I was contacted by Hamid Reza, the Iranian Ministry of Communications, requesting an appearance on a television program in Tehran, Iran for PressTV-IR to discuss the Russian-Ukrainian situation. I was honored by the request, but had to decline for personal reasons that include my hearing disability. I explained that I believe journalists and open communications are central to tearing down the walls of misunderstanding between free nations and those which are not.
Vladimir Putin is a political survivor, a professional politician who has traversed extraordinary change in his lifetime. He is a survivor from the former Union of Soviet Socialist Republic in which he was a KGB spy officer and a military man. It must have pained him and like kinds to see the fall of the USSR and the prominent role that Russia played in its leadership.
Being a die hard, his ambition was and is to restore as much land to Russia as he can based on ethnic and emotional attachment. That is actually understandable.
A part of the Putin story is how he has managed to stay in power so long and repeatedly with a revolving door in which his cronies also move in and out of leadership. Is that what the Russian people truly want, or is something else afoot?
To emphasize his power, Putin deftly positions America as a nation of contradiction and hypocrisy. He leverages his energy resources to gain control of EU dependency. He conducts arms sales with rogue nations and tends to favor autocracies like his. If any of them fall, such as Syria, that is a bad omen to him. He enjoys keeping Iran’s hope alive by joining China to keep America and Israel at bay.
There are many other parts to the global puzzle in which controlling fossil fuel and scarce mineral resources play a key part.
If and when the free world adopts sustainable economies based upon renewable energy, principally solar power, that will undermine the leverage employed by rogue nations and leaders like Putin in Russia.

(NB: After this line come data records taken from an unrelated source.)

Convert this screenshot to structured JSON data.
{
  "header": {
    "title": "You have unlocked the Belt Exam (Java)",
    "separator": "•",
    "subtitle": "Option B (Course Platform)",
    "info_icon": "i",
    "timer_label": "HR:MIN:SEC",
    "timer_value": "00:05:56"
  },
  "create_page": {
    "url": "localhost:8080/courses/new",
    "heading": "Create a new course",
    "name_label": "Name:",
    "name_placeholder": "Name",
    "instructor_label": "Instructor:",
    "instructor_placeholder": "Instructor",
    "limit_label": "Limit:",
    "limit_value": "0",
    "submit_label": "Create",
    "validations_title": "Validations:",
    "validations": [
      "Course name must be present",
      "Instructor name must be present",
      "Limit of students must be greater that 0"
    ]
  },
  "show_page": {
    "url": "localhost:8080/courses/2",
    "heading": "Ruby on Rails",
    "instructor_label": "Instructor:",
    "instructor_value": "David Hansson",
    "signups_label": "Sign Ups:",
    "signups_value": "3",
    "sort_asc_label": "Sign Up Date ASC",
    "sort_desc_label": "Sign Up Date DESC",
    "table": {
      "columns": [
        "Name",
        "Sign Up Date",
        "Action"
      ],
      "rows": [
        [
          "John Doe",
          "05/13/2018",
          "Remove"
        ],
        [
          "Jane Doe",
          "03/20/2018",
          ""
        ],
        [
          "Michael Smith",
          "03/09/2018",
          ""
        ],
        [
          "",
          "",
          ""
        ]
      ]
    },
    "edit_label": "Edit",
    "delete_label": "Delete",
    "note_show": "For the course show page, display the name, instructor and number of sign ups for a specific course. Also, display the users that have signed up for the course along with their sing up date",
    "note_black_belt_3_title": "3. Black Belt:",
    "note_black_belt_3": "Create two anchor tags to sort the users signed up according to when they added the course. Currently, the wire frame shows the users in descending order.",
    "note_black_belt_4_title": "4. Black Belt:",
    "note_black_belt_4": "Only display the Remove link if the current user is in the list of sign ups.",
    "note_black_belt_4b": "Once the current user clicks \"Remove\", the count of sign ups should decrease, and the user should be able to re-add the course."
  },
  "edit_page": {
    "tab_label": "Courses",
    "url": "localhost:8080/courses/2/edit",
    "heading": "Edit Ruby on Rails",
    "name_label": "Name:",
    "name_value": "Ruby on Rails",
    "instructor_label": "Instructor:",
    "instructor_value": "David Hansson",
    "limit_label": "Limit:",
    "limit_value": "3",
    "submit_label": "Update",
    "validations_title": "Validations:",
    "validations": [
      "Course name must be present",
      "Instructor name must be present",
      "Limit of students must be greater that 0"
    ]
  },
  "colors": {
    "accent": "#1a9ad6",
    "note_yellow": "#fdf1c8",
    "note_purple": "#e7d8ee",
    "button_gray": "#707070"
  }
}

As one commentator said today, in the instance of Russia, it is a matter of letting the old sentimentality for the former USSR to simply die out. The youth of the world want freedom and have no desire to embrace a failed history.
Today, the people in power in rogue nations need to find better reasons for being in their positions such as championing the Universal Declaration of Human Rights and the pursuit of sustainable economies that ensure a good life for the citizens of the world. That is the balance needed for the sake of humanity on our very small planet.